A translocatable unit (TU), defined as the unit of movement for IS26-flanked transposons, of which circular intermediate containing multiple resistance genes is reporting in recent studies (11). To investigate the functional activity, nested PCR was conducted to detect the circular intermediate by amplifying inversely the containing IS26-bounded sequence of Tn7376 (Fig. 1B), using the primers listed in Table S1 (supplemental material): Cy1-F and Cy1-R, Cy2-F and Cy2-R. As a result, a 20,924-bp circular intermediate was obtained by Sanger sequencing and assembly analysis using primer set Cy2-F and Cy2-R (Fig. 1B), suggesting that Tn7376 could be excised from the chromosomal DNA and form a circular intermediate. Conjugation experiments showed that Tn7376 in isolate MMAS2018 could not be mobilized to E. coli J53, despite three independent attempts. Taken together, Tn7376 might act as a reservoir for multidrug resistance genes and potentially contribute to the dissemination of these genes due to the presence of IS elements (9).

In addition to Tn7376, we identified a resistance island in isolate MMAS2018 using IslandViewer 4 (14), named MMGI-4, which is 26,476 bp in length (corresponding to bases 3,952,623 to 3,979,098 in CP086203) and carries 10 various antimicrobial resistance genes, including sul1, arr-3, catB3, blaOXA-1, aac(6’)-Ib-cr, aph(3′)-Ia, msr(E), mph(E), floR and tet(A) (Fig. 1C). Sequence analysis revealed that MMGI-4, except the sequence containing IS26-aph(3′)-Ia array, was almost identical (>99%) to the sequence from bases 40,353 to 63,615 in Morganii proteus genomic island 2 (MW080367) and the sequence from bases 38,886 to 62,730 in Proteus mirabilis genomic island PGI2-C55 (MK847915). It was reported that PGI2-C55, a new genomic island PGI2 variant, of which backbone was identical to that of PGI2. Also, a partial backbone of PGI2 was almost identical (98%) to that of Salmonella genomic island SGI1 and Acinetobacter genomic island AGI1, respectively (15, 16). These results suggested that MMGI-4 might derive from a partial structure of different original genomic islands. Furthermore, the MMGI-4 contained an additional IS26-mediated TU (IS26-aph[3′]-Ia, marked in a rectangular box) that exactly belongs to the known transposon Tn4352 by combination with the adjacent IS26 of aph(3′)-Ia (17). Consistently, Tn4352 could be detected to form a circular intermediate by inverse PCR according to the previous report that a circular form containing only an IS26 and a 1,040-bp segment was generated from this transposon (11). Except the two copies of IS26 flanking Tn4352, the other two IS26 in a opposite orientation bound a larger composite transposon in size (corresponding to bases 3,959,816 to 3,969,094 in CP086203) that carries additionally msr(E) and mph(E) genes (Fig. 1C). Based on the presence of these transposons, we supposed that IS26 elements contributed to the diversity of MDR regions in MMGI-4 through recombination events (18).

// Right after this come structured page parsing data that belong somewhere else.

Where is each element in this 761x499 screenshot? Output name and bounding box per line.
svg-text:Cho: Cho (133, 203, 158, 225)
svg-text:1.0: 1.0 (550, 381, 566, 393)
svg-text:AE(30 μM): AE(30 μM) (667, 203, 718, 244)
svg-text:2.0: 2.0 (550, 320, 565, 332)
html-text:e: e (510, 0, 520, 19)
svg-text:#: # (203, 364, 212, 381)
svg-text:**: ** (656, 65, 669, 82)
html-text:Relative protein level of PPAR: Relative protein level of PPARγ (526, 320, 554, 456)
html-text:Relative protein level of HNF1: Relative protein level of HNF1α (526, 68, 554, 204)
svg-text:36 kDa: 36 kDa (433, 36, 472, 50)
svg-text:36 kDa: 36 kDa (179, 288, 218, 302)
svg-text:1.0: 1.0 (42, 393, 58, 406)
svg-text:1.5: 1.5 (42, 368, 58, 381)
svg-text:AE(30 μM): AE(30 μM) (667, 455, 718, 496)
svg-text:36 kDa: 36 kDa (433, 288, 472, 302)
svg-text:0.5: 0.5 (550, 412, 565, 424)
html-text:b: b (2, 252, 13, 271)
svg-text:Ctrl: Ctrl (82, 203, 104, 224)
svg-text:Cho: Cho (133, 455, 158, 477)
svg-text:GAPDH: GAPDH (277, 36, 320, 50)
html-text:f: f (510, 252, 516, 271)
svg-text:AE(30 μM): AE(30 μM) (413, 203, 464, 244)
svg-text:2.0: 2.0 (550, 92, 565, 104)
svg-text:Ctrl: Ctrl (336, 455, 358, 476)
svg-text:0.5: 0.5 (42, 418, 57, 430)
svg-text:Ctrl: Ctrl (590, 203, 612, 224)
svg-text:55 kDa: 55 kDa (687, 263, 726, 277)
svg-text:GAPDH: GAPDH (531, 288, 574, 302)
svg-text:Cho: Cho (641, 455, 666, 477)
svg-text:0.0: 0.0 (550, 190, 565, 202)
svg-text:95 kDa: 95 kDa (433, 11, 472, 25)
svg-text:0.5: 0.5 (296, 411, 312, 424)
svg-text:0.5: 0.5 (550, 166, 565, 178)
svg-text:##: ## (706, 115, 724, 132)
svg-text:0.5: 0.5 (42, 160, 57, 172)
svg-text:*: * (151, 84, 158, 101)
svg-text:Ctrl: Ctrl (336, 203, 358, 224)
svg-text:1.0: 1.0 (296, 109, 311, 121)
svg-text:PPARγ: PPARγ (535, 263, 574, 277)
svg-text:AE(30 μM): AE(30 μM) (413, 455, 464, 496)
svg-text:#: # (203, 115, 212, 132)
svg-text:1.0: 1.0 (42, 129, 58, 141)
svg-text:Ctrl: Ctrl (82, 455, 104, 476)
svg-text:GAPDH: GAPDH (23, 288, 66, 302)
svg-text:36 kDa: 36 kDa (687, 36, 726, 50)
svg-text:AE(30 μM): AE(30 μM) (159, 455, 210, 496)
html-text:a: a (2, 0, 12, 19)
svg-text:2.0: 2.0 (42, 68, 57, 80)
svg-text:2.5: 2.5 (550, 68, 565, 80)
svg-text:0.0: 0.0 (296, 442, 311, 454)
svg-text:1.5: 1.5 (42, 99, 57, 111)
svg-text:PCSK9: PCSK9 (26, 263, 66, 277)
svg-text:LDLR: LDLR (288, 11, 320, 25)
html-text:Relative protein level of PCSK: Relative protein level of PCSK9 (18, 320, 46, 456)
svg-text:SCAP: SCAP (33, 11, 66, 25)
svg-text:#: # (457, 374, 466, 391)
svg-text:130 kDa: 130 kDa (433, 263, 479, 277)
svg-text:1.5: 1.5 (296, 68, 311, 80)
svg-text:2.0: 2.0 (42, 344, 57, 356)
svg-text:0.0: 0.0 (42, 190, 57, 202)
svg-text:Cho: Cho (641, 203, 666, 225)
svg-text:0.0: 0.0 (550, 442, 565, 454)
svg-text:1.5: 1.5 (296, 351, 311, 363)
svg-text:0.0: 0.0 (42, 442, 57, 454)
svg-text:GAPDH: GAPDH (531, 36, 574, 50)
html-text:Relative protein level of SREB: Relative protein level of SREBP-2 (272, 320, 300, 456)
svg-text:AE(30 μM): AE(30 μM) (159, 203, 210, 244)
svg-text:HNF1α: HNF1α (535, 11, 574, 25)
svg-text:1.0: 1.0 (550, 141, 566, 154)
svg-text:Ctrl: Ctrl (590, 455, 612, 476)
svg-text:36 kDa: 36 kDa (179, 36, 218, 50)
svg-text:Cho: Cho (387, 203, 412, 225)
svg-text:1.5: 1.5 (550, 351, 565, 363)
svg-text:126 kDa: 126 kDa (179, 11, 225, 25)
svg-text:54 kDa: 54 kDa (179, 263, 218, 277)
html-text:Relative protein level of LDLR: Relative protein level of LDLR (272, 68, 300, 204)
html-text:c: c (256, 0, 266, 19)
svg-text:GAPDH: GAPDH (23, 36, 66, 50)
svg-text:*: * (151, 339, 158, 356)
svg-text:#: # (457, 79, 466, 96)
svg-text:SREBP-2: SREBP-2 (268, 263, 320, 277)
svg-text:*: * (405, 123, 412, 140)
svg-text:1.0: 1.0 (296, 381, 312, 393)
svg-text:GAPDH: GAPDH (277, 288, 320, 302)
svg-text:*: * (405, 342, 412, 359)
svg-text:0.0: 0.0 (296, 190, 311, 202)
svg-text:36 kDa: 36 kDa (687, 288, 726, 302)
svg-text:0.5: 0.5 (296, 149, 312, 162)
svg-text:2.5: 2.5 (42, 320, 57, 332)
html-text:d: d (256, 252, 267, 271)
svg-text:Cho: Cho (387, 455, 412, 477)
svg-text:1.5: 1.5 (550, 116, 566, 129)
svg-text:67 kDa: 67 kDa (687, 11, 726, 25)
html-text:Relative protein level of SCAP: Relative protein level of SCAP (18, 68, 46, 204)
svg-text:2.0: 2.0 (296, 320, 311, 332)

In summary, M. morganii, a zoonotic human pathogen, is acquiring important MDR genes that combats treatment of its infections and leads to increasing morbidity and mortality rates. Notably, IS26 facilitates accumulation of MDR genes and producing genetic events. In this study, we found IS26 mediated a novel composite transposon Tn7376 carrying an infrequent resistance gene dfrA24. Our study suggests that persistent investigations are needed to assess the prevalence of IS26-mediated MDR genes in Gram-negative bacteria, including M. morganii, which is significant for prevention and control of the bacterial infections in public health.

Data availability.

The complete nucleotide sequences of the chromosome and Tn7376 in M. morganii isolate MMAS2018 recovered in this study have been deposited in GenBank under accession numbers CP086203 (MMAS2018) and OL342771 (Tn7376).